Luca 18,31-34
In quel tempo. Gesù prese con sé i Dodici e disse loro: “Ecco, noi saliamo a Gerusalemme, e si compirà tutto ciò che fu scritto dai profeti riguardo al Figlio dell’uomo: verrà infatti consegnato ai pagani, verrà deriso e insultato. Lo copriranno di sputi e, dopo averlo flagellato, lo uccideranno e il terzo giorno risorgerà”. Ma quelli non compresero nulla di tutto questo; quel parlare restava oscuro per loro e non capivano ciò che egli aveva detto.

 

Gesù ripete, per la terza volta, la profezia della sua Passione: lo fa in maniera semplice ma con molta precisione. Dice che sarà consegnato ai pagani, sarà deriso e insultato, sarà flagellato, lo uccideranno e poi il Terzo Giorno risusciterà.

Ancora una volta Gesù predispone tutto perché i discepoli possano accedere al messaggio di conversione.
In tutto il Vangelo, Gesù li prende con sé, li fa testimoni diretti dei suoi gesti di salvezza, li invita anche ad annunciare la Parola.
Eppure i dodici, pur avendo visto ed udito, ancora una volta fanno fatica a capire, essendo sconvolti dalle parole di Gesù riguardo alla sua Passione.

Ma anche noi, in realtà, ne rimaniamo sconvolti, perché quando meditiamo il grande mistero della Croce sorge spontanea in noi la domanda: ma perché ha dovuto soffrire tanto?
Anche noi non riusciamo a capire la profondità dell’amore di Gesù, il mistero del piano di Dio così profondo nella sua ricchezza d’amore che supera le nostre forze.

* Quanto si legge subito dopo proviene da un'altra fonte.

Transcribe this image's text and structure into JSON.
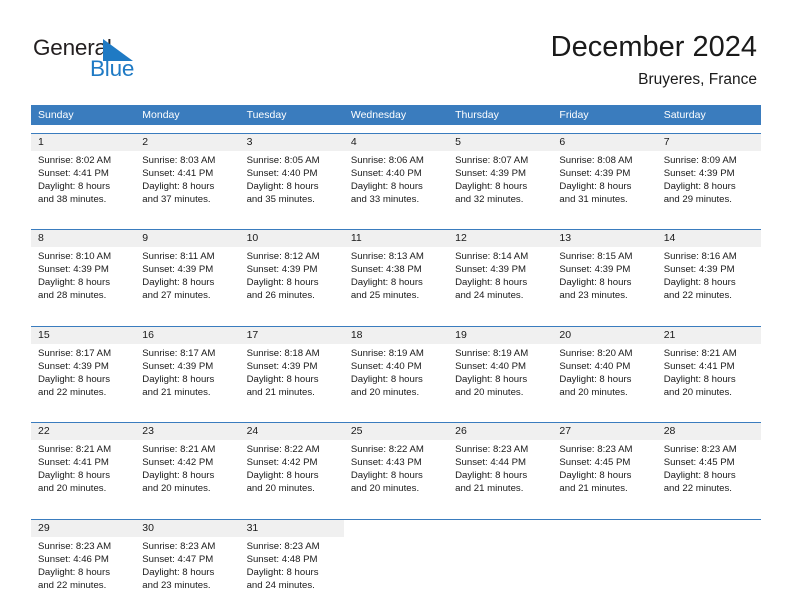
{
  "brand": {
    "name_part1": "General",
    "name_part2": "Blue",
    "triangle_icon": "blue-triangle-icon",
    "color_dark": "#231f20",
    "color_blue": "#1f7ac4"
  },
  "header": {
    "title": "December 2024",
    "subtitle": "Bruyeres, France"
  },
  "calendar": {
    "header_bg": "#3a7cbe",
    "daynum_bg": "#f0f0f0",
    "weekdays": [
      "Sunday",
      "Monday",
      "Tuesday",
      "Wednesday",
      "Thursday",
      "Friday",
      "Saturday"
    ],
    "weeks": [
      [
        {
          "day": "1",
          "sunrise": "Sunrise: 8:02 AM",
          "sunset": "Sunset: 4:41 PM",
          "daylight1": "Daylight: 8 hours",
          "daylight2": "and 38 minutes."
        },
        {
          "day": "2",
          "sunrise": "Sunrise: 8:03 AM",
          "sunset": "Sunset: 4:41 PM",
          "daylight1": "Daylight: 8 hours",
          "daylight2": "and 37 minutes."
        },
        {
          "day": "3",
          "sunrise": "Sunrise: 8:05 AM",
          "sunset": "Sunset: 4:40 PM",
          "daylight1": "Daylight: 8 hours",
          "daylight2": "and 35 minutes."
        },
        {
          "day": "4",
          "sunrise": "Sunrise: 8:06 AM",
          "sunset": "Sunset: 4:40 PM",
          "daylight1": "Daylight: 8 hours",
          "daylight2": "and 33 minutes."
        },
        {
          "day": "5",
          "sunrise": "Sunrise: 8:07 AM",
          "sunset": "Sunset: 4:39 PM",
          "daylight1": "Daylight: 8 hours",
          "daylight2": "and 32 minutes."
        },
        {
          "day": "6",
          "sunrise": "Sunrise: 8:08 AM",
          "sunset": "Sunset: 4:39 PM",
          "daylight1": "Daylight: 8 hours",
          "daylight2": "and 31 minutes."
        },
        {
          "day": "7",
          "sunrise": "Sunrise: 8:09 AM",
          "sunset": "Sunset: 4:39 PM",
          "daylight1": "Daylight: 8 hours",
          "daylight2": "and 29 minutes."
        }
      ],
      [
        {
          "day": "8",
          "sunrise": "Sunrise: 8:10 AM",
          "sunset": "Sunset: 4:39 PM",
          "daylight1": "Daylight: 8 hours",
          "daylight2": "and 28 minutes."
        },
        {
          "day": "9",
          "sunrise": "Sunrise: 8:11 AM",
          "sunset": "Sunset: 4:39 PM",
          "daylight1": "Daylight: 8 hours",
          "daylight2": "and 27 minutes."
        },
        {
          "day": "10",
          "sunrise": "Sunrise: 8:12 AM",
          "sunset": "Sunset: 4:39 PM",
          "daylight1": "Daylight: 8 hours",
          "daylight2": "and 26 minutes."
        },
        {
          "day": "11",
          "sunrise": "Sunrise: 8:13 AM",
          "sunset": "Sunset: 4:38 PM",
          "daylight1": "Daylight: 8 hours",
          "daylight2": "and 25 minutes."
        },
        {
          "day": "12",
          "sunrise": "Sunrise: 8:14 AM",
          "sunset": "Sunset: 4:39 PM",
          "daylight1": "Daylight: 8 hours",
          "daylight2": "and 24 minutes."
        },
        {
          "day": "13",
          "sunrise": "Sunrise: 8:15 AM",
          "sunset": "Sunset: 4:39 PM",
          "daylight1": "Daylight: 8 hours",
          "daylight2": "and 23 minutes."
        },
        {
          "day": "14",
          "sunrise": "Sunrise: 8:16 AM",
          "sunset": "Sunset: 4:39 PM",
          "daylight1": "Daylight: 8 hours",
          "daylight2": "and 22 minutes."
        }
      ],
      [
        {
          "day": "15",
          "sunrise": "Sunrise: 8:17 AM",
          "sunset": "Sunset: 4:39 PM",
          "daylight1": "Daylight: 8 hours",
          "daylight2": "and 22 minutes."
        },
        {
          "day": "16",
          "sunrise": "Sunrise: 8:17 AM",
          "sunset": "Sunset: 4:39 PM",
          "daylight1": "Daylight: 8 hours",
          "daylight2": "and 21 minutes."
        },
        {
          "day": "17",
          "sunrise": "Sunrise: 8:18 AM",
          "sunset": "Sunset: 4:39 PM",
          "daylight1": "Daylight: 8 hours",
          "daylight2": "and 21 minutes."
        },
        {
          "day": "18",
          "sunrise": "Sunrise: 8:19 AM",
          "sunset": "Sunset: 4:40 PM",
          "daylight1": "Daylight: 8 hours",
          "daylight2": "and 20 minutes."
        },
        {
          "day": "19",
          "sunrise": "Sunrise: 8:19 AM",
          "sunset": "Sunset: 4:40 PM",
          "daylight1": "Daylight: 8 hours",
          "daylight2": "and 20 minutes."
        },
        {
          "day": "20",
          "sunrise": "Sunrise: 8:20 AM",
          "sunset": "Sunset: 4:40 PM",
          "daylight1": "Daylight: 8 hours",
          "daylight2": "and 20 minutes."
        },
        {
          "day": "21",
          "sunrise": "Sunrise: 8:21 AM",
          "sunset": "Sunset: 4:41 PM",
          "daylight1": "Daylight: 8 hours",
          "daylight2": "and 20 minutes."
        }
      ],
      [
        {
          "day": "22",
          "sunrise": "Sunrise: 8:21 AM",
          "sunset": "Sunset: 4:41 PM",
          "daylight1": "Daylight: 8 hours",
          "daylight2": "and 20 minutes."
        },
        {
          "day": "23",
          "sunrise": "Sunrise: 8:21 AM",
          "sunset": "Sunset: 4:42 PM",
          "daylight1": "Daylight: 8 hours",
          "daylight2": "and 20 minutes."
        },
        {
          "day": "24",
          "sunrise": "Sunrise: 8:22 AM",
          "sunset": "Sunset: 4:42 PM",
          "daylight1": "Daylight: 8 hours",
          "daylight2": "and 20 minutes."
        },
        {
          "day": "25",
          "sunrise": "Sunrise: 8:22 AM",
          "sunset": "Sunset: 4:43 PM",
          "daylight1": "Daylight: 8 hours",
          "daylight2": "and 20 minutes."
        },
        {
          "day": "26",
          "sunrise": "Sunrise: 8:23 AM",
          "sunset": "Sunset: 4:44 PM",
          "daylight1": "Daylight: 8 hours",
          "daylight2": "and 21 minutes."
        },
        {
          "day": "27",
          "sunrise": "Sunrise: 8:23 AM",
          "sunset": "Sunset: 4:45 PM",
          "daylight1": "Daylight: 8 hours",
          "daylight2": "and 21 minutes."
        },
        {
          "day": "28",
          "sunrise": "Sunrise: 8:23 AM",
          "sunset": "Sunset: 4:45 PM",
          "daylight1": "Daylight: 8 hours",
          "daylight2": "and 22 minutes."
        }
      ],
      [
        {
          "day": "29",
          "sunrise": "Sunrise: 8:23 AM",
          "sunset": "Sunset: 4:46 PM",
          "daylight1": "Daylight: 8 hours",
          "daylight2": "and 22 minutes."
        },
        {
          "day": "30",
          "sunrise": "Sunrise: 8:23 AM",
          "sunset": "Sunset: 4:47 PM",
          "daylight1": "Daylight: 8 hours",
          "daylight2": "and 23 minutes."
        },
        {
          "day": "31",
          "sunrise": "Sunrise: 8:23 AM",
          "sunset": "Sunset: 4:48 PM",
          "daylight1": "Daylight: 8 hours",
          "daylight2": "and 24 minutes."
        },
        {
          "day": "",
          "sunrise": "",
          "sunset": "",
          "daylight1": "",
          "daylight2": ""
        },
        {
          "day": "",
          "sunrise": "",
          "sunset": "",
          "daylight1": "",
          "daylight2": ""
        },
        {
          "day": "",
          "sunrise": "",
          "sunset": "",
          "daylight1": "",
          "daylight2": ""
        },
        {
          "day": "",
          "sunrise": "",
          "sunset": "",
          "daylight1": "",
          "daylight2": ""
        }
      ]
    ]
  }
}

Noi vogliamo bene… ma fino ad un certo punto e ci sembra strano che il Signore ci voglia bene senza limiti.

E’ la stessa difficoltà dei discepoli per i quali quel parlare di Gesù restava comunque oscuro.
Anche noi, spesso non capiamo…

Affidiamoci dunque al Signore e chiediamogli con umiltà e sincerità di cuore: “Facci crescere nel tuo Amore!”.